In 2013, the Marlins arranged to have Fernandez’s grandmother—who was a large inspiration to his baseball career, and unfortunately stuck in Cuba, as far as he knew—come to visit him the day before he was awarded the National League Rookie of the Year Award. Olga Fernandez Romero arrived while José was speaking in an interview, and the smile that the young pitcher had on his face lit up the room.
Even going under the knife could not put a damper on Fernandez, as he underwent Tommy John Surgery (ulnar collateral ligament reconstruction) in 2014, and was back to sliding his curveballs past bats and over the plate in the 2015 season, on July 2. That game he managed six strikeouts in six innings, and a homerun to boot. Fernandez told mlb.com: “I almost teared up before I threw my first pitch.” As it turned out, his mother and grandmother were there watching him play in his first game back after the surgery. “It was an experience I never had before. I’m thankful I got another chance to be on the mound.”

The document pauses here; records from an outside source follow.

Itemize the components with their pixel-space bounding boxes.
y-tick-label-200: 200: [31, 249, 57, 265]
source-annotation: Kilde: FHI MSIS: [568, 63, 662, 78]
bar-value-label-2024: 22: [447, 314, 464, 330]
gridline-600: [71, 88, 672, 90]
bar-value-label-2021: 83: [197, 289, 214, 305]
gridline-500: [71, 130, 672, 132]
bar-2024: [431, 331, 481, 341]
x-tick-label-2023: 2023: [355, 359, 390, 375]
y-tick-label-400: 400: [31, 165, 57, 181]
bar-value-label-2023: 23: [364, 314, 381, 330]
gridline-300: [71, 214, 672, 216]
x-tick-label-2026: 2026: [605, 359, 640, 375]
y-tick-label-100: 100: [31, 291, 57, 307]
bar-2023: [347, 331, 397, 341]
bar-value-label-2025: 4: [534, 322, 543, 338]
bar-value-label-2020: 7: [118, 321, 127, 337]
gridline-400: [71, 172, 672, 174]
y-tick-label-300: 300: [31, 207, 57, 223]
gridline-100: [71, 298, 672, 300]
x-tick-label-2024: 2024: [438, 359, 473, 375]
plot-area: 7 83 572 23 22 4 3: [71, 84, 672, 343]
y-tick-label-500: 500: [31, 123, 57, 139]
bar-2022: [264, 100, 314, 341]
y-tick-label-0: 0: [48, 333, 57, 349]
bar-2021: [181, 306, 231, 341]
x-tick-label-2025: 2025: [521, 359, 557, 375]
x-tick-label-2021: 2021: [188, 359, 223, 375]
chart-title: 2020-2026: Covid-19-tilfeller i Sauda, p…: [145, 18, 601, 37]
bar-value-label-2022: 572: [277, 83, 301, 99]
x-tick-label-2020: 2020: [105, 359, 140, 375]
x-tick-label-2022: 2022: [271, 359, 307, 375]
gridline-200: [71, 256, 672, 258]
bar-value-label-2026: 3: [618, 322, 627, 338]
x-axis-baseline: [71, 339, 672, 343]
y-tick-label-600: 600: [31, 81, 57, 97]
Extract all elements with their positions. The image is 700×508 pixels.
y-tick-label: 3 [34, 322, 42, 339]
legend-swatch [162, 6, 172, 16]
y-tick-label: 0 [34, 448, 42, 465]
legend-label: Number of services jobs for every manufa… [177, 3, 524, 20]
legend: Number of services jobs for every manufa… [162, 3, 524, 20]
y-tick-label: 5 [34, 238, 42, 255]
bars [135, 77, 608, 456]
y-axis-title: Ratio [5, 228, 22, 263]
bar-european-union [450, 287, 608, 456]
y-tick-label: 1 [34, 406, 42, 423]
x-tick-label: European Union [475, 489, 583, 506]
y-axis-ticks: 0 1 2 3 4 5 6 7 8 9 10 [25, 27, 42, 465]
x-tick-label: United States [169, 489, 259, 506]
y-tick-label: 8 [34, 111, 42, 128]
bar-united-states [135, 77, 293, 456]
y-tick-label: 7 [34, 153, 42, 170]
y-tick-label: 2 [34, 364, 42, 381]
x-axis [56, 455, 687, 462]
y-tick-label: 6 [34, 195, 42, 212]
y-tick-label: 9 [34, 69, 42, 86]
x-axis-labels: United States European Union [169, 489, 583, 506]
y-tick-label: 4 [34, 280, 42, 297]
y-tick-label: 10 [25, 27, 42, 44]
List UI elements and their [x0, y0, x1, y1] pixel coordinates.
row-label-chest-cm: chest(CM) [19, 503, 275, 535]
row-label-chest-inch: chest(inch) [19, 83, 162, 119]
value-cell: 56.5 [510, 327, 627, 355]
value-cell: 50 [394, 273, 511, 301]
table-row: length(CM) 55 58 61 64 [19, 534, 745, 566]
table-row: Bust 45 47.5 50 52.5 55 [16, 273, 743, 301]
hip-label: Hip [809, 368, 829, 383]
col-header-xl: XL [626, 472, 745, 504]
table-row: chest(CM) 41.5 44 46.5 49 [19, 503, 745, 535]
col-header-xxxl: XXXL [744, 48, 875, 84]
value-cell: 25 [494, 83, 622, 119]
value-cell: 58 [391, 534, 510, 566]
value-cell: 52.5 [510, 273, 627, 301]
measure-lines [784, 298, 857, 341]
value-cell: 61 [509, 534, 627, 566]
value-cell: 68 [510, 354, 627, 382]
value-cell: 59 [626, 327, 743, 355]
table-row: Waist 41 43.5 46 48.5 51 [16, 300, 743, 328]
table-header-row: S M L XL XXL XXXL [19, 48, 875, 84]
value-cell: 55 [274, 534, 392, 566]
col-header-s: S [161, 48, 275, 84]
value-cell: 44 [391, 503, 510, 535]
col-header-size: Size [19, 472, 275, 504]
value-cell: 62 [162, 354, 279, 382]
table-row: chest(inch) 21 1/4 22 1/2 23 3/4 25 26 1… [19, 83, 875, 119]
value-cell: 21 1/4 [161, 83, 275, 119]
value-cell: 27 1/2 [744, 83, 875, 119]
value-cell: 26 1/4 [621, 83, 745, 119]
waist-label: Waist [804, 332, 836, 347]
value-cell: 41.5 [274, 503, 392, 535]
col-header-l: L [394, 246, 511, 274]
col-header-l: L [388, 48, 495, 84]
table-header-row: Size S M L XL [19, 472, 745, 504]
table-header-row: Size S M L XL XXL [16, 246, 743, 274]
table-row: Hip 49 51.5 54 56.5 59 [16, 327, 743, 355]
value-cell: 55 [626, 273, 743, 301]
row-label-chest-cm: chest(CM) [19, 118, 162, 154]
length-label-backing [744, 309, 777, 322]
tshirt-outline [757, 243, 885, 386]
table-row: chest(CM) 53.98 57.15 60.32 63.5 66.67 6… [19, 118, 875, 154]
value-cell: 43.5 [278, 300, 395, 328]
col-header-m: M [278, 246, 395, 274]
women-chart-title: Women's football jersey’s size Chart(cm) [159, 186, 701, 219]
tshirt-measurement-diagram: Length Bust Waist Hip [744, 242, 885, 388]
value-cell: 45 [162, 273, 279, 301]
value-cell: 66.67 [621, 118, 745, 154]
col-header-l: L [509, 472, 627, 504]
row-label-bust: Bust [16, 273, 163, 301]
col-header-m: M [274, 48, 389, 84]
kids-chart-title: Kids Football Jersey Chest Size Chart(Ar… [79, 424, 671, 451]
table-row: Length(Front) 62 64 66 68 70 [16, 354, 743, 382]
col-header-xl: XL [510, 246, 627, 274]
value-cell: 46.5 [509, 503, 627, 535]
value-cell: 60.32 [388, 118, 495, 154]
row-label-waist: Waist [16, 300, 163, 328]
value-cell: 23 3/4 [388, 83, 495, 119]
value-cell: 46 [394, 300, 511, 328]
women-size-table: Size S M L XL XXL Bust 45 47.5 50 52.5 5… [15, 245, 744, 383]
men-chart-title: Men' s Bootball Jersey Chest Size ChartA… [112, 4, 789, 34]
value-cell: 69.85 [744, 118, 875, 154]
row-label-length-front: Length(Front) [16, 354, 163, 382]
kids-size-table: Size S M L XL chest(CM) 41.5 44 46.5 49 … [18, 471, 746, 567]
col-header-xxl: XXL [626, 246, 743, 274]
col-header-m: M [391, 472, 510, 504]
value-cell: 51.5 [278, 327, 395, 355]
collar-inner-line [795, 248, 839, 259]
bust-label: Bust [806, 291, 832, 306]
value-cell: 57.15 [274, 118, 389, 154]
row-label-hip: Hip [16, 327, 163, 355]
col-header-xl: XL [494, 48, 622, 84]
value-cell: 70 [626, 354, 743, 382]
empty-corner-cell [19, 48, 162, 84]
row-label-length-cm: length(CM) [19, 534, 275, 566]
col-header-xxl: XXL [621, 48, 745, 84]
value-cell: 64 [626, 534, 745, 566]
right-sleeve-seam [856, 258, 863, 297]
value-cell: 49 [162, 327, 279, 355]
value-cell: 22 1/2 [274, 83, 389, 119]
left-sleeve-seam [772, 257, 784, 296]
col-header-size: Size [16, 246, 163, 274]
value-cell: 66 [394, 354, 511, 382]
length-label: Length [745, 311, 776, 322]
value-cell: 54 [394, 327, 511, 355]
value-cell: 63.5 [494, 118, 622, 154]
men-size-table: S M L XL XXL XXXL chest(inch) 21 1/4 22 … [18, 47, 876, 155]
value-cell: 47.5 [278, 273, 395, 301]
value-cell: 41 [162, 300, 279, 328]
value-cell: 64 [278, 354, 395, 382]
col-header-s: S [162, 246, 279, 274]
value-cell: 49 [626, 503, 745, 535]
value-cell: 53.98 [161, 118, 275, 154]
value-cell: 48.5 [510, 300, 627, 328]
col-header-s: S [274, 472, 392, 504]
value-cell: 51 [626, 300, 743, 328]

2016 was perhaps Fernandez’s best year. He started in a team-leading 29 games, racking up 16 wins and 8 losses. His 2.86 ERA was enough to put him in the top 10 pitchers in the league. This year, he was also one of the best strikeout pitchers in the league. He struck out a crazy 253 batters, and led the league in strikeouts per 9 innings. His effort had him in the discussion for this year’s NL Cy Young Award (awarded to the best pitcher in the MLB), and it wouldn’t be a surprise if he was posthumously awarded the honor.
Fernandez died late this September in a boating accident in Miami, at the age of 24. He leaves behind a girlfriend with an unborn child, a retired number 16, an eternal legacy in the city of Miami, and a smile that will not soon be forgotten.